[Physics] Ladder operators and the Hermitian adjoint

hilbert-spaceoperatorsquantum mechanics

We define $$\hat{a}=\sqrt{\frac{m \omega}{2 \hbar}}\left(\hat{x}+i \frac{\hat{p}}{m w}\right)$$ $$\hat{a}^{\dagger}=\sqrt{\frac{m \omega}{2 \hbar}}\left(\hat{x}-i \frac{\hat{p}}{m w}\right)$$
Lowering and raising operators respectively. Clearly, these are conjugates in the regular complex scalar sense but we label them and treat them as Hermitian adjoints (complex transpose).
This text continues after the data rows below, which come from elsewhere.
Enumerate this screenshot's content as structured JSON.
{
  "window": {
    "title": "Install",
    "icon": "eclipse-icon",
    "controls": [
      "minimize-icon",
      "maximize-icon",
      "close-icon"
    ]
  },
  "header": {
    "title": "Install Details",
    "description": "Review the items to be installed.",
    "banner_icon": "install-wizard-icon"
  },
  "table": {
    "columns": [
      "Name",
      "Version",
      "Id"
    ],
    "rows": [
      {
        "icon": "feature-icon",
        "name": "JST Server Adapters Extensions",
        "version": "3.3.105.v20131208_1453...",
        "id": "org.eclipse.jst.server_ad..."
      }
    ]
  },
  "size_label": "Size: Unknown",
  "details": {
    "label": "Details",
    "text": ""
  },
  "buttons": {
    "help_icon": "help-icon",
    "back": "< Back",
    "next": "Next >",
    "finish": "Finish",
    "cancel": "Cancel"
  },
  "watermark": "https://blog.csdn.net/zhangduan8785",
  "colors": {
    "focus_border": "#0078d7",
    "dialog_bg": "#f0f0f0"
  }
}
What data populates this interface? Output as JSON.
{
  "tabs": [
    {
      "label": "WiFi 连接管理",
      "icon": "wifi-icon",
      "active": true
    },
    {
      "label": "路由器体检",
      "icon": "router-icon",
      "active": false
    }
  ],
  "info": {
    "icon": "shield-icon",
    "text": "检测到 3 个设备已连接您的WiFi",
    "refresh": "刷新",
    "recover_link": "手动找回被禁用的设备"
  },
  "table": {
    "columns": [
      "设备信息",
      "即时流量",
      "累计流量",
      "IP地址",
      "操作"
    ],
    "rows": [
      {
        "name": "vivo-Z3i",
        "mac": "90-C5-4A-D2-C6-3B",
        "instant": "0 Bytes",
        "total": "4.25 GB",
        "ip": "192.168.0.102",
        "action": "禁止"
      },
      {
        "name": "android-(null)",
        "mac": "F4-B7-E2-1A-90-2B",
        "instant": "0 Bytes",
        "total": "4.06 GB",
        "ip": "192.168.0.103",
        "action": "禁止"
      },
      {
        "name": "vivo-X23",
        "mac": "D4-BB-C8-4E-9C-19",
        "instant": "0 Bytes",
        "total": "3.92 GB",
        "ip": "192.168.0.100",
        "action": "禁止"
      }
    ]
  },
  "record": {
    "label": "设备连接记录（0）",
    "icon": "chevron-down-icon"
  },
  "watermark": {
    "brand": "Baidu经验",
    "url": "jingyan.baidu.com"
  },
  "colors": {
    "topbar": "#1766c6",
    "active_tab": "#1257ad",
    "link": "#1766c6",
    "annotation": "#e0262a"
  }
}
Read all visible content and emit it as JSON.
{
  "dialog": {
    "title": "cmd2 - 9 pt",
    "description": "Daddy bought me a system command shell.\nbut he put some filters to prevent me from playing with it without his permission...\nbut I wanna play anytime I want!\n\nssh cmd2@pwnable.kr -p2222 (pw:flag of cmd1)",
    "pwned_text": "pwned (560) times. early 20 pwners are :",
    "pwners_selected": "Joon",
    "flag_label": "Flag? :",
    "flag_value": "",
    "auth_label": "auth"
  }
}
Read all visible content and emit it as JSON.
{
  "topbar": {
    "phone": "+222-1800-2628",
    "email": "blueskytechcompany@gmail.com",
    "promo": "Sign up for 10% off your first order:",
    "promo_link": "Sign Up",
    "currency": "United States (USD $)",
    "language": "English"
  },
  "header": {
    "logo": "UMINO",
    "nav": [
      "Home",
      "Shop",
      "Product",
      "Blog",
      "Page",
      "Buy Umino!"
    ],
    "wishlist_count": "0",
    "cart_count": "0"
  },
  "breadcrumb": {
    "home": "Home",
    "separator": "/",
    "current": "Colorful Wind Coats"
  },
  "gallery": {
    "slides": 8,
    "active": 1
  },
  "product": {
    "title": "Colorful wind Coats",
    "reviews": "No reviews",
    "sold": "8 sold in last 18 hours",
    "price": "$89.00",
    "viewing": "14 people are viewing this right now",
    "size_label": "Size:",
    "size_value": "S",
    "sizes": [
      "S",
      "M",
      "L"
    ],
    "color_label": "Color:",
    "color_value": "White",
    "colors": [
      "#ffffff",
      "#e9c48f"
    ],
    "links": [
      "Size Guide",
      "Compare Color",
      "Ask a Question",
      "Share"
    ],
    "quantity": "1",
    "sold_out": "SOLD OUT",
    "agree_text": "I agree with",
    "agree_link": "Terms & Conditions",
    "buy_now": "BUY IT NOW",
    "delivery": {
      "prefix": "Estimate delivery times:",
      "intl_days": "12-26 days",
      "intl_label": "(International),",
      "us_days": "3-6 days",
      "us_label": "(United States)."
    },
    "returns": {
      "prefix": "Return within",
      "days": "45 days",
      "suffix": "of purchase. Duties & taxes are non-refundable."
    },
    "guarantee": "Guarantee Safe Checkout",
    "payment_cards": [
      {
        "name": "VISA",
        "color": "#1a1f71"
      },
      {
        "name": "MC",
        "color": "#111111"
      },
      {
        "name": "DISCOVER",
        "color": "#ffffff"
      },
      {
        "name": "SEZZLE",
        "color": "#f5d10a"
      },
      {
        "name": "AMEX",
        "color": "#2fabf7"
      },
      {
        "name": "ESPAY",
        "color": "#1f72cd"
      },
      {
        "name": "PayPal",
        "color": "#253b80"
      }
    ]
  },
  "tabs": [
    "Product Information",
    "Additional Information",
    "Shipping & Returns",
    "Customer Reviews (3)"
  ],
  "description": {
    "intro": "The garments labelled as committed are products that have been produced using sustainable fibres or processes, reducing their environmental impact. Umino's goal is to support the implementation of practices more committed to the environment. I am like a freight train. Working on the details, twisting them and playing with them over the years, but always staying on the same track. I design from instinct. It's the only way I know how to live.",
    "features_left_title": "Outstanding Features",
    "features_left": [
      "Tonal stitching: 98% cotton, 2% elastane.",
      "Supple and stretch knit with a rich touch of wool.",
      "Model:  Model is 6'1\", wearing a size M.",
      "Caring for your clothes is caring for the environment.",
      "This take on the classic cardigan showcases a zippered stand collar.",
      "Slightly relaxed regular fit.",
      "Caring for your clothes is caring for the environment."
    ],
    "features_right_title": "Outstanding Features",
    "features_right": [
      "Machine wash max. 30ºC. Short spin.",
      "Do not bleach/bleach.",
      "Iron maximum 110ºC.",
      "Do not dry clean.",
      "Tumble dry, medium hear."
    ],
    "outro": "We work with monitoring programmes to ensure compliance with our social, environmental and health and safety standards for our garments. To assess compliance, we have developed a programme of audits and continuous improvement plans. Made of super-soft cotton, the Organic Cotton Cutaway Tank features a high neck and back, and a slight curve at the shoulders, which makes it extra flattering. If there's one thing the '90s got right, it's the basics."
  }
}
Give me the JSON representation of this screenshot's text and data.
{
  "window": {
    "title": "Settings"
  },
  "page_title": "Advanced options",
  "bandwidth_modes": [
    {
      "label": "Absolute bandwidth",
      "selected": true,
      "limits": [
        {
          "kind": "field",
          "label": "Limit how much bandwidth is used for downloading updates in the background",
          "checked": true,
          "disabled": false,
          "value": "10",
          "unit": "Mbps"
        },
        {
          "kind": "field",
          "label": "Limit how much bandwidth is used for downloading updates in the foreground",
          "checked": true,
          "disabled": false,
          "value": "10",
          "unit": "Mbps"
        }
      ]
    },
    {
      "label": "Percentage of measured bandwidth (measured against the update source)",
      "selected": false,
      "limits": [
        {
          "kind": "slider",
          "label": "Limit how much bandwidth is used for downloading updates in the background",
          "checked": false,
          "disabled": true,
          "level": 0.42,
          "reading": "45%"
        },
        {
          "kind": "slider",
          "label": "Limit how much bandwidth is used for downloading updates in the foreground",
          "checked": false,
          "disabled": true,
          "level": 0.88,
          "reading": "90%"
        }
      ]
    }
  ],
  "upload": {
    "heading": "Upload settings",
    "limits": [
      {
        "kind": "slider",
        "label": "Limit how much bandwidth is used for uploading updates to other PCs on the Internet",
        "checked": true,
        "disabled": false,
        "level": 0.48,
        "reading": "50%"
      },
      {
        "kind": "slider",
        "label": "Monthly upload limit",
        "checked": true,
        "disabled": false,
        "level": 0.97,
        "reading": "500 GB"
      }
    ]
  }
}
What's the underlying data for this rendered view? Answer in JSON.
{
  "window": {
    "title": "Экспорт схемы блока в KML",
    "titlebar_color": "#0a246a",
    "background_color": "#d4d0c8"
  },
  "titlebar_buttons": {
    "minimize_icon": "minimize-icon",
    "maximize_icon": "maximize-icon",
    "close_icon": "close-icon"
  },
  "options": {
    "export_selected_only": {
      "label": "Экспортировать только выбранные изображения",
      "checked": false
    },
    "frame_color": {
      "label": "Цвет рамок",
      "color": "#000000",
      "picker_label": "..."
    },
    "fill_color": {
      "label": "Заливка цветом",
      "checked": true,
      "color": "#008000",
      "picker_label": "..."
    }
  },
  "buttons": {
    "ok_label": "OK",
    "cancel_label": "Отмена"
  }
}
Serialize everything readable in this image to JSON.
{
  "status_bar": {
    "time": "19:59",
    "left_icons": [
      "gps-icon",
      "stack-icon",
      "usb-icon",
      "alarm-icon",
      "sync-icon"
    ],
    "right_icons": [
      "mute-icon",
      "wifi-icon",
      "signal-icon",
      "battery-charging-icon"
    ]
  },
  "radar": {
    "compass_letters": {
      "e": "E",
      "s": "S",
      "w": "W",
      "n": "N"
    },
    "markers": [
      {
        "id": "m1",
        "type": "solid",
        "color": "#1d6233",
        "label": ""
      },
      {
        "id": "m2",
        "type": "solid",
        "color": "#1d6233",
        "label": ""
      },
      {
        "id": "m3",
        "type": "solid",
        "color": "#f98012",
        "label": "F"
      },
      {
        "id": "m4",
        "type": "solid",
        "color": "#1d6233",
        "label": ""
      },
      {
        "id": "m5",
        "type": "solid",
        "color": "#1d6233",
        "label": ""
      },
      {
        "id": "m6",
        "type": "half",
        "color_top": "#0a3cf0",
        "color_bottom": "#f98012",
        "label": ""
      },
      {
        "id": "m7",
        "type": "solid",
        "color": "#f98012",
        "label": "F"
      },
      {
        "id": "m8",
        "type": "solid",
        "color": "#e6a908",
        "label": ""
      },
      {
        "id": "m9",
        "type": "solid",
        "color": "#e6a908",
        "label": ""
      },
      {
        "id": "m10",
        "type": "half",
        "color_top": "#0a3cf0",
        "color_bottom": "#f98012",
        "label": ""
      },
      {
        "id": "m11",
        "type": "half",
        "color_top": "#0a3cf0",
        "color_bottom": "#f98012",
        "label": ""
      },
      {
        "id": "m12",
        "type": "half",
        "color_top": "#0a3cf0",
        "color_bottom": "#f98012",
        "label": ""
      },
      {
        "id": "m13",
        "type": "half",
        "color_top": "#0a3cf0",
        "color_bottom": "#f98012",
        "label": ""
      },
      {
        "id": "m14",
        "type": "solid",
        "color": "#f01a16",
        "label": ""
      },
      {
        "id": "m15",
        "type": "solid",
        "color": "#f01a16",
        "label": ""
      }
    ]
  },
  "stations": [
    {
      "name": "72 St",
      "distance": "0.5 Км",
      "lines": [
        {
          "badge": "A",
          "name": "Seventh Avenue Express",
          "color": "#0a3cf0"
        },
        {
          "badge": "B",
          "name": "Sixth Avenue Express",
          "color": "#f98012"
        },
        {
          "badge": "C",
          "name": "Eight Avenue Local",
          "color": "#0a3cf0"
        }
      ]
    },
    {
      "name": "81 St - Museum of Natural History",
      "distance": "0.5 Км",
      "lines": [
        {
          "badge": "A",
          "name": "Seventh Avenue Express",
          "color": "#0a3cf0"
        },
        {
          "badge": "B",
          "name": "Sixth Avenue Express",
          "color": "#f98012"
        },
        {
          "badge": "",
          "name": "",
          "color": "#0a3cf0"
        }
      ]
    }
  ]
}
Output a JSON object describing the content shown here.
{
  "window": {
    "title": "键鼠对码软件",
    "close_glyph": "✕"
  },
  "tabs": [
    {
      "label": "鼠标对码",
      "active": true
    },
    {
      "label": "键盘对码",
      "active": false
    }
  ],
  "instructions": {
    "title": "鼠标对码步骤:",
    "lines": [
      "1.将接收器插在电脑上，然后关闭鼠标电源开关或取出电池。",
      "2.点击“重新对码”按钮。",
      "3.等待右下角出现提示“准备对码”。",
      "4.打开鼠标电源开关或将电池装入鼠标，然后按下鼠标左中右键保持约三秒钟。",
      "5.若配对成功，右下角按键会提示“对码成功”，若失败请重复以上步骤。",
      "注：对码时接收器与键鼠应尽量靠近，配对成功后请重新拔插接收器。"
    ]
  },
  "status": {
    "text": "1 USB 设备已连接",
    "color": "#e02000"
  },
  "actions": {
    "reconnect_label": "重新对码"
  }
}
Since the differential operator can be represented by an infinitely large matrix, why do we not need to take the transpose part of it into account?

Best Answer

In the number basis of the harmonic oscillator (where the number operator energy is diagonal), your text must (and certainly Wikipedia does) have $$a^\dagger =\begin{pmatrix} 0 & 0 & 0 & \dots & 0 &\dots \\ \sqrt{1} & 0 & 0 & \dots & 0 & \dots\\ 0 & \sqrt{2} & 0 & \dots & 0 & \dots\\ 0 & 0 & \sqrt{3} & \dots & 0 & \dots\\ \vdots & \vdots & \vdots & \ddots & \vdots & \dots\\ 0 & 0 & 0 & \dots & \sqrt{n} &\dots & \\ \vdots & \vdots & \vdots & \vdots & \vdots &\ddots \end{pmatrix} $$ and $$a =\begin{pmatrix} 0 & \sqrt{1} & 0 & 0 & \dots & 0 & \dots \\ 0 & 0 & \sqrt{2} & 0 & \dots & 0 & \dots \\ 0 & 0 & 0 & \sqrt{3} & \dots & 0 & \dots \\ 0 & 0 & 0 & 0 & \ddots & \vdots & \dots \\ \vdots & \vdots & \vdots & \vdots & \ddots & \sqrt{n} & \dots \\ 0 & 0 & 0 & 0 & \dots & 0 & \ddots \\ \vdots & \vdots & \vdots & \vdots & \vdots & \vdots & \ddots \end{pmatrix}, $$

both infinite-dimensional matrices and adjoint (actually transpose) of each other.

Adding them together gives you the hermitian (actually symmetric) $$ \hat x = \sqrt{\frac{\hbar}{2m\omega}} \begin{pmatrix} 0 & \sqrt{1} & 0 & 0 & \dots & 0 & \dots \\ \sqrt{1} & 0 & \sqrt{2} & 0 & \dots & 0 & \dots \\ 0 & \sqrt{2} & 0 & \sqrt{3} & \dots & 0 & \dots \\ 0 & 0 & \sqrt{3} & 0 & \ddots & \vdots & \dots \\ \vdots & \vdots & \vdots & \vdots & \ddots & \sqrt{n} & \dots \\ 0 & 0 & 0 & 0 & \sqrt{n} & 0 & \ddots \\ \vdots & \vdots & \vdots & \vdots & \vdots & \vdots & \ddots \end{pmatrix}, $$ and it should be straightforward for you to construct the likewise hermitian (imaginary antisymmetric) $\hat p$.